The first time I met Russ Unger in person was at a gathering at a local Chicago watering hole. Within minutes Russ and I had identified a Polish football fan still nursing the wounds inflicted from his team's loss (and presumably treating the symptoms with alcohol) and we instantly identified a timeless photo op :-). Though Russ and I had never met each other, we'd been introduced by a mutual friend and had been keeping in touch online. These days, we get together fairly regularly for a lunch and chat—I'd consider Russ a friend.
But what is a friend really, in this day and age when we can have literally thousands of them on Facebook, and numerous other networks? How do we decide who are business contacts, industry acquaintances and genuine friends? Where is the line and does it blur at all? These are some of the topics Russ and I will be discussing at our upcoming SXSW Salon session titled "Friendship is Dead".
It's a really interesting and relevant topic in times like this. I've always considered the people I grew up with and went to college with my closest friends—but increasingly as I meet people who I correspond with across multiple networks, I've noticed there is a similar dynamic that happens to that of when I get together with old familiar friends. We're able to launch right into a comfortable conversation as if we've known each other for years. But in reality—we'd just met. Is this something you've experienced? Is that friendship? That's what we are hoping to explore.

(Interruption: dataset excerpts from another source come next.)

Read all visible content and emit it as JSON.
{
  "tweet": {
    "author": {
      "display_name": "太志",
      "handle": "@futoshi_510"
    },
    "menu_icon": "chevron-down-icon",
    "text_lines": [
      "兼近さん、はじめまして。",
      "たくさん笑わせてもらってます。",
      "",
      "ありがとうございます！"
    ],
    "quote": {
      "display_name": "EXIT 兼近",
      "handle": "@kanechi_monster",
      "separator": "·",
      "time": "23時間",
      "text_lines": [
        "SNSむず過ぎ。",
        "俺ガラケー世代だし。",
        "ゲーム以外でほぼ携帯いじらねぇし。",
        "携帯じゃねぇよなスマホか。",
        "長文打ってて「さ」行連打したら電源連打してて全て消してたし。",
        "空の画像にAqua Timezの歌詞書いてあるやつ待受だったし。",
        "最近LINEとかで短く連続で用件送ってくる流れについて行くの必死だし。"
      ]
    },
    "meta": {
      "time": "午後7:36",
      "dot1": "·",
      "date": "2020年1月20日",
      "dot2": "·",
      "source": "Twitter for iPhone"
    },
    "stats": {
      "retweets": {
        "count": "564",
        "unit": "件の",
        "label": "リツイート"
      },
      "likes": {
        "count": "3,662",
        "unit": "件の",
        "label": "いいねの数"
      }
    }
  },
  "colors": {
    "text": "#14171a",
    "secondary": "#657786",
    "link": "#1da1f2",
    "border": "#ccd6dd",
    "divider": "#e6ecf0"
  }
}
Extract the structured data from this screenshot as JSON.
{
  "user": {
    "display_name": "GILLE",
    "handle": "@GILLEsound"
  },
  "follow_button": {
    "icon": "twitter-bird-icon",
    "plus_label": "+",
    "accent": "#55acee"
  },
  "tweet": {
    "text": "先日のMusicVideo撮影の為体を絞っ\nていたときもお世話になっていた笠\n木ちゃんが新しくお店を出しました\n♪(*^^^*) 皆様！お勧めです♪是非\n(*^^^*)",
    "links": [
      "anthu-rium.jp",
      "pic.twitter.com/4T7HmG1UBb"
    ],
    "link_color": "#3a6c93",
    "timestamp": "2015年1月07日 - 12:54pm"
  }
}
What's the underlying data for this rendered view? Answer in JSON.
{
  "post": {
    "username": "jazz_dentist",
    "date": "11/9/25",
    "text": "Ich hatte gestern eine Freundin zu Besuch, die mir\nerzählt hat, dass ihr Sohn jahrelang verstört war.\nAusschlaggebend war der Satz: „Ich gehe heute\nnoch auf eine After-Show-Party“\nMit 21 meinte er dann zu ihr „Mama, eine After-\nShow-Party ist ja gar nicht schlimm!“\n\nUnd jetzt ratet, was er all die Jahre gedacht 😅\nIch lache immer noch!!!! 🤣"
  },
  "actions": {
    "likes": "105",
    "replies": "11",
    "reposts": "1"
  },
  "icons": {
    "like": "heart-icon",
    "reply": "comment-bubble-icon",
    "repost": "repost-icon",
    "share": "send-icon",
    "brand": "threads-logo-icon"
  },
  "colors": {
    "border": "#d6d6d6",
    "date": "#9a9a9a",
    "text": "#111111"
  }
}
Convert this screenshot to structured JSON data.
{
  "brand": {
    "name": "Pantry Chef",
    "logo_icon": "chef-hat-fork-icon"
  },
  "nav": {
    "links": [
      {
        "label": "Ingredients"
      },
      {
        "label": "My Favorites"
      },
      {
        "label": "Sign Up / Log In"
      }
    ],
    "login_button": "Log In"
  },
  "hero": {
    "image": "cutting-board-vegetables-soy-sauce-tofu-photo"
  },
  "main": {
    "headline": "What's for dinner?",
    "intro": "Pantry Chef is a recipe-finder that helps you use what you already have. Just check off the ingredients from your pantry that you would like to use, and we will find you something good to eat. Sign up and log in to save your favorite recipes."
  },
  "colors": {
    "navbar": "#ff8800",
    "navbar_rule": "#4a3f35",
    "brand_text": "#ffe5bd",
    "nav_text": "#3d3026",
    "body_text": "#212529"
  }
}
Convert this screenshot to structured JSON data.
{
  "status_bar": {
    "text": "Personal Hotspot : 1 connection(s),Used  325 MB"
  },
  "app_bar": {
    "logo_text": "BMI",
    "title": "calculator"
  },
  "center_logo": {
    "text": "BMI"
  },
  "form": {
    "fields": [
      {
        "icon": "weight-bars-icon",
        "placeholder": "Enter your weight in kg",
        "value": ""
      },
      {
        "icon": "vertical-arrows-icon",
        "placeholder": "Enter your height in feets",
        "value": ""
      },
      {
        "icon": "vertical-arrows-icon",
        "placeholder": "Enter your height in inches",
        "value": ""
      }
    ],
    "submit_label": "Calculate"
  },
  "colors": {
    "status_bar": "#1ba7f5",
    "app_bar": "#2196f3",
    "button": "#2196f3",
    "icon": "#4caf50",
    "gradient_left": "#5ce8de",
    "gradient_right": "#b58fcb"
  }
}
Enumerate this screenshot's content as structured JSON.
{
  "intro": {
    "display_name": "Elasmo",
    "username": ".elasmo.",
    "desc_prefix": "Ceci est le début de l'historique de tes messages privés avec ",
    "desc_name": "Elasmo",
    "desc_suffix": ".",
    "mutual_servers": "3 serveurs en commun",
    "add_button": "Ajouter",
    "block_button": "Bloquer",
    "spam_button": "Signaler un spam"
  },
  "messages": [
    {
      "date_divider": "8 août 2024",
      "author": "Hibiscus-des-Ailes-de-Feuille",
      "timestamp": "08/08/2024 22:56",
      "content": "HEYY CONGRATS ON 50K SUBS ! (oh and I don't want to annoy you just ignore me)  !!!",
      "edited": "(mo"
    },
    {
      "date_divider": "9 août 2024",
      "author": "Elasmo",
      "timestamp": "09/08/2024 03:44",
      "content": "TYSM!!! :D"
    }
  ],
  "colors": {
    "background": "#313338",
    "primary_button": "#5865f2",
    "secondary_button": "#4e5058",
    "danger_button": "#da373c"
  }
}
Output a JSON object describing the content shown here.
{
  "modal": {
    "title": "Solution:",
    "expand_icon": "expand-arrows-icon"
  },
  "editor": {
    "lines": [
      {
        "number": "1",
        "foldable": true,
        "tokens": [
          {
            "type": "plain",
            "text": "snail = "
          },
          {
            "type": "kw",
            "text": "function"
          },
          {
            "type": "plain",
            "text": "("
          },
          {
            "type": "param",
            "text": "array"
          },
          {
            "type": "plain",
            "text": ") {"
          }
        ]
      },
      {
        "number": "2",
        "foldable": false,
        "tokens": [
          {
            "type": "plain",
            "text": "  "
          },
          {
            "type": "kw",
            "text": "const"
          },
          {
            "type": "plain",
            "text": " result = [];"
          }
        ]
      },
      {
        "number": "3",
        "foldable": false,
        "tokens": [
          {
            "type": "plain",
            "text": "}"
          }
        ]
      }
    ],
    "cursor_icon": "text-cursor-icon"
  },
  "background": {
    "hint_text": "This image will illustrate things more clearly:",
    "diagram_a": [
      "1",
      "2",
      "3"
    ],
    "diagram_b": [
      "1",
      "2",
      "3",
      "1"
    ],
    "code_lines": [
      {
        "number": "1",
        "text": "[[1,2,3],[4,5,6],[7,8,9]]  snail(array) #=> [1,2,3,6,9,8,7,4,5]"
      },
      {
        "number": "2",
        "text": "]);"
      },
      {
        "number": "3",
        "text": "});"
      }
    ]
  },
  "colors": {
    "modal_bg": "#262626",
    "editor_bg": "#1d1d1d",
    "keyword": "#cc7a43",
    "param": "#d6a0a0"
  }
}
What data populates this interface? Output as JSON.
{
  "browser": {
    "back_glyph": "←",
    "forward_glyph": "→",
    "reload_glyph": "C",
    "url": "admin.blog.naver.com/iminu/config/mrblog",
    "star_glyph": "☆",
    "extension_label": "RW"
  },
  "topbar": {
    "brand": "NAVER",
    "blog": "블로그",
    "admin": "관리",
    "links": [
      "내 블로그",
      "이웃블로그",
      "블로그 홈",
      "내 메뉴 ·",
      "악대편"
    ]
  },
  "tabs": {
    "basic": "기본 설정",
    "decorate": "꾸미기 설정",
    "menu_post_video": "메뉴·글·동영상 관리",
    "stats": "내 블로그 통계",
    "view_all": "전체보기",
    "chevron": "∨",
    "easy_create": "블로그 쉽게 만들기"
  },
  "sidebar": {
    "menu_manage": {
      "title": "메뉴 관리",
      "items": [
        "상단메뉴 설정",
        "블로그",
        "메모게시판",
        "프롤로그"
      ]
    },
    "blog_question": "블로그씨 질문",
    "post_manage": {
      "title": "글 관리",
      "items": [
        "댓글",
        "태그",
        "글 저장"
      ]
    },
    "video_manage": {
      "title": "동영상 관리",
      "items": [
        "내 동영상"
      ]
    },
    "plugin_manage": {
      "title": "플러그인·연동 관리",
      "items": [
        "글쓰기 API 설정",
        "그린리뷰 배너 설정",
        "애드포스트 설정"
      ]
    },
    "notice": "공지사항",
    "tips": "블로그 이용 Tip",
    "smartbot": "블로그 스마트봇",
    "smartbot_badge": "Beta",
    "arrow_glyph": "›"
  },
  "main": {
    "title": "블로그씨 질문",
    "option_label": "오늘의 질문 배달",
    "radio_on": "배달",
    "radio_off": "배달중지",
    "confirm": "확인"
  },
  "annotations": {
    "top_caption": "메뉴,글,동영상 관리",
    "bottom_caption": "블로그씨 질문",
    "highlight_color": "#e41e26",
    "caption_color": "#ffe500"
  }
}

As I've discussed before, we're living in a time where our social circles are expanding and potentially overlapping more than ever. Our inner circle contains our most intimate and trusted friends while our outer circles contain more numerous casual contacts. But there are new and emerging dynamics around that. For example, when we were helping Daniela and her family, it was my outer circles that I appealed to and acted first offering all kinds of support. I didn't even think about approaching family and lifelong friends (initially). The inner circles acted later as the news spread. In retrospect, this was interesting behavior on both my part and the part of the individuals who sprung into action. I described the feeling as neighborly—perhaps another subset of friendship.
If you're coming to SXSW, be sure to join Russ and myself on Saturday evening. The format is low key, will include refreshments and it will be more of a conversation. There's certainly downsides to all of this as one person can only support so many meaningful relationships. It's definitely something worth thinking about as we navigate through possible the most connected age in history. Hope to see you there.